Minha relação com a minha avó começou de fato quando aprendi a jogar mau mau. Eu era bem pequena, mas mesmo assim, não pense que ela deixava alguém ganhar. Aliás, se ela estava perdendo, ela roubava. No mau mau reza a lenda que quando alguém batia, ela somava as primeiras cartas e depois começava a subtrair, para não correr o risco de chegar a 100 pontos, explodir e ter que sair da mesa. Quando puxo pela memória, vejo mesmo que não fazia sentido ela ter apenas 26 pontos naquele bolinho de cartas avantajado. Bem educativo...
Apesar do mau mau ser o jogo da maioria, que podíamos nos reunir em grande grupo e eu ser bem zoada como a prima caçula e irmã do ser mais chato do planeta, era um jogo pra qualquer um. Foi quando aprendi a jogar tranca que minha relação com a minha avó ganhou densidade. E não é uma tranca qualquer, é a tranca de 15. Quinze cartas, sem morto, 75 pontos para a primeira baixada e 90 quando vul.
A paixão da vó Mina sempre foi o baralho. Com as amigas, irmãos, cunhadas, filhos e netos. Sempre tinha alguém na casa da minha vó, jogando, claro. Meu vô era o cicerone, se punha a fritar pastéis, servir, lavar louça e tomar cervejinha. Sempre tratando muito bem àqueles que faziam a diversão da minha avó. Afinal, ele não enxergava praticamente nada, não podia ser companhia para ela, não para o baralho, restava a ele vê-la feliz. Quando meu avô se foi, a presença dela entre nós se tornou protocolar, ela não estava mais com a gente. Só restava a ela o baralho. Quando o cérebro desandou com as isquemias, ela não conseguia mais jogar. Até fiz um teste, e vi que ela não reconhecia mais as ordens dos números, mas o J Q K e A ela seqüenciou, estava enraizado em algum cantinho preservado de sua memória.

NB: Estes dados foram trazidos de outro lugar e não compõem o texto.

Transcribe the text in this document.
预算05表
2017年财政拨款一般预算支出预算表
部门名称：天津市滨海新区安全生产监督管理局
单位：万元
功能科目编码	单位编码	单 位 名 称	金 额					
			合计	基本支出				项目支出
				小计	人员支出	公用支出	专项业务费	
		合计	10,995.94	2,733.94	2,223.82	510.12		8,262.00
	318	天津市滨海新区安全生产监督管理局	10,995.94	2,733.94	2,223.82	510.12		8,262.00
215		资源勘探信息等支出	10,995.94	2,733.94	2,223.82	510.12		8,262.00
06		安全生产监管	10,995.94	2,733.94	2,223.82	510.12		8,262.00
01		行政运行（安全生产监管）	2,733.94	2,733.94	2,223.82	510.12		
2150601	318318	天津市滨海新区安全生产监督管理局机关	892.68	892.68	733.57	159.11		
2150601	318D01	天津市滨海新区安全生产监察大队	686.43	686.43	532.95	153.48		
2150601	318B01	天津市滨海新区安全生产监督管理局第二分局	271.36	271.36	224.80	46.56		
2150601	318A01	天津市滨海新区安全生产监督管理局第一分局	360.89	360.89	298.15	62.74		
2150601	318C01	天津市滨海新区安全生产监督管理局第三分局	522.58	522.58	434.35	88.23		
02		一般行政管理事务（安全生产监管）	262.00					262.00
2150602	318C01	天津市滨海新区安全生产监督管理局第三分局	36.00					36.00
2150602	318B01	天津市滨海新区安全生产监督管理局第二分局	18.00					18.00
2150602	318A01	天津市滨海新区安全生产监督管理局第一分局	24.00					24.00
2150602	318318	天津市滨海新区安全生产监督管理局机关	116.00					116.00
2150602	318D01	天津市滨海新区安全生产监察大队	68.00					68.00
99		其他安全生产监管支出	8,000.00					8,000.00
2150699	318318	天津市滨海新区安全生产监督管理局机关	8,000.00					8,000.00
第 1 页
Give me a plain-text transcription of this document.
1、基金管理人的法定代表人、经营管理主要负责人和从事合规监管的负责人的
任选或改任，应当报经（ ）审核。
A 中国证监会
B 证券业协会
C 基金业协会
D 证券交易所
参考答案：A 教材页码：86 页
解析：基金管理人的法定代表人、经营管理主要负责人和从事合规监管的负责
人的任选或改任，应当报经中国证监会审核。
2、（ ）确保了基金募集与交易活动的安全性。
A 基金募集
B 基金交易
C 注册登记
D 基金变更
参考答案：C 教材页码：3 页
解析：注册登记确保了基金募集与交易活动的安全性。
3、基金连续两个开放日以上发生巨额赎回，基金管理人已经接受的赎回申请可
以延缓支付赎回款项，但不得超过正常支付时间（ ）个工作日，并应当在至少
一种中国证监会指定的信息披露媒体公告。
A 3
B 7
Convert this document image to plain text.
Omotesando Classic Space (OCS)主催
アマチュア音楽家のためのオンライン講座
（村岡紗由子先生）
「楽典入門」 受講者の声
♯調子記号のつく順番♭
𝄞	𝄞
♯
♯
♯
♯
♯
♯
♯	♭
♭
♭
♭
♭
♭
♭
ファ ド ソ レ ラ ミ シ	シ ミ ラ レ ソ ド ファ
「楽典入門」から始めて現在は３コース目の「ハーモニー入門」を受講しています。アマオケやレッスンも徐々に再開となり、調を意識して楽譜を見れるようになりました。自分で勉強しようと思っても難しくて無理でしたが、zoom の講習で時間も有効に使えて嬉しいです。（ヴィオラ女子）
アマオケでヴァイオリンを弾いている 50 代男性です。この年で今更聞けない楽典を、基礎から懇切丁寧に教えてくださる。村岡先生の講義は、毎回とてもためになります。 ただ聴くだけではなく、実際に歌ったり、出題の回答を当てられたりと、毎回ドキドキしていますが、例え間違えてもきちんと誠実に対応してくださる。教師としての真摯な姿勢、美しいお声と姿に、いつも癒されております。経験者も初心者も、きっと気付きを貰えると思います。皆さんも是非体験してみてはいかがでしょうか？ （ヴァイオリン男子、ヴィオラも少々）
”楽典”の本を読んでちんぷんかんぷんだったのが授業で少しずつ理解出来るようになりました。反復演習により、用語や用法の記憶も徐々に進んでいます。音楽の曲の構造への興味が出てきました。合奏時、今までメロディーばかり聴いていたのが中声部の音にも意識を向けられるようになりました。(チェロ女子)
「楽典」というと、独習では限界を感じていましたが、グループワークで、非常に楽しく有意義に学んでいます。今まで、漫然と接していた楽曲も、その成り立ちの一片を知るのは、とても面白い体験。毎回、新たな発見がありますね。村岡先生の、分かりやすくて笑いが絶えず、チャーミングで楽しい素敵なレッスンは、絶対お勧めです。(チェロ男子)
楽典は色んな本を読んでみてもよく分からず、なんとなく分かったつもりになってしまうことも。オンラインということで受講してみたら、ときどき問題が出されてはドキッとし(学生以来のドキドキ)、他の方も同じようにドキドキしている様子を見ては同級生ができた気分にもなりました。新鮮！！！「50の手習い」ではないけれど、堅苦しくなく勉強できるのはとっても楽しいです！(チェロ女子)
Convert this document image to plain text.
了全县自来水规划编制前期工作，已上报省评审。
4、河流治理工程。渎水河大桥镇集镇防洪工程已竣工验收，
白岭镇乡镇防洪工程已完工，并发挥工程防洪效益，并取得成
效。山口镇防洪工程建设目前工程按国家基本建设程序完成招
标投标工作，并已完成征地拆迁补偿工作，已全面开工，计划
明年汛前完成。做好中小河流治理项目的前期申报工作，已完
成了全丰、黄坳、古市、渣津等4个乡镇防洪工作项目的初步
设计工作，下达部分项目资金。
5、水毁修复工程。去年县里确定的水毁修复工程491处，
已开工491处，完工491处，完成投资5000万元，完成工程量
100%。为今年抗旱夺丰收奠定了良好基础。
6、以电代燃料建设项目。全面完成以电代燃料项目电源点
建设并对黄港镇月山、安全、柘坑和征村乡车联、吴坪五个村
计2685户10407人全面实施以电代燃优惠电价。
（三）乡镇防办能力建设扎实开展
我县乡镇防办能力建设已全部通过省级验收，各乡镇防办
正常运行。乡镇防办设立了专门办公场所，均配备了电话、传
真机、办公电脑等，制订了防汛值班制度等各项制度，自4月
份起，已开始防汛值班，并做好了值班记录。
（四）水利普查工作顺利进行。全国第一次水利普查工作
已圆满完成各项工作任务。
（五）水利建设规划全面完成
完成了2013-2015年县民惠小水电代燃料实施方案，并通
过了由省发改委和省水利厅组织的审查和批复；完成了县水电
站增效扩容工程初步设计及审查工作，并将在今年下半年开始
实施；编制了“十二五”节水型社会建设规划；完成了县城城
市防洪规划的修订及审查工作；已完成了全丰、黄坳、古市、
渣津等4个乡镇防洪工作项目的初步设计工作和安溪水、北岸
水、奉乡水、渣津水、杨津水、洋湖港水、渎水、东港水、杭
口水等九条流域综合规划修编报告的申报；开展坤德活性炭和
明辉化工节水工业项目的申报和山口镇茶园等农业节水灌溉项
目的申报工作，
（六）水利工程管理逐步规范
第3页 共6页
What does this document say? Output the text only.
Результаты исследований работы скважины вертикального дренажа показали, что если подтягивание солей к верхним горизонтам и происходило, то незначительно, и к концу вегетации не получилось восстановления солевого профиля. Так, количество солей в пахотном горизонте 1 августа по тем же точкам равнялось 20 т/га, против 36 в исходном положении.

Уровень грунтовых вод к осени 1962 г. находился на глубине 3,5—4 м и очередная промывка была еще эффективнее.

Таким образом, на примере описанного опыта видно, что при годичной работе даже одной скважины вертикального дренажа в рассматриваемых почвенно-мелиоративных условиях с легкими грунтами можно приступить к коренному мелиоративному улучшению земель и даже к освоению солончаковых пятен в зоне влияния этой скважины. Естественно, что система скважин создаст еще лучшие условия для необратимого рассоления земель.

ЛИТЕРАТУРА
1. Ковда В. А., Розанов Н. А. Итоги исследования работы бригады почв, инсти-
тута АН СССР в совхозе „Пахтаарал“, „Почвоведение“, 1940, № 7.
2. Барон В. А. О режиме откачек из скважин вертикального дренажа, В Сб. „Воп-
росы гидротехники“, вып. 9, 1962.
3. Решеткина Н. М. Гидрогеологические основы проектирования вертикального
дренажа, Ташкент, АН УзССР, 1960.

Teve dias que para passar mais rápido eu enchi a mão dela de cartas e ficamos jogando, mas dessa vez literalmente, só colocávamos uma carta sobre a outra no monte e só para brincar eu avisava: “estou por uma.” Acabou a jogatina e se foi a vó Mina.
Outro dia, estávamos almoçando na minha sogra e minha mãe começou a contar como fui companheira de minha avó depois da viuvez. Falava de quando eu voltava aos fins de semana à Sorocaba, e mesmo com a agenda “apertada” com os “compromissos” eu ia até a casa da minha avó para nosso carteado. Nisso eu suspirei e vagarosamente comentei: - Ai que saudade... de jogar uma tranquinha. Minha cunhada começou a rir chocada com meu comentário, ela achava que eu falaria – Ai que saudade... da minha avó. Tentei explicar, mas não sei se a convenci. O fato é que minha avó ficaria orgulhosa do meu comentário, afinal, isso que é DNA forte.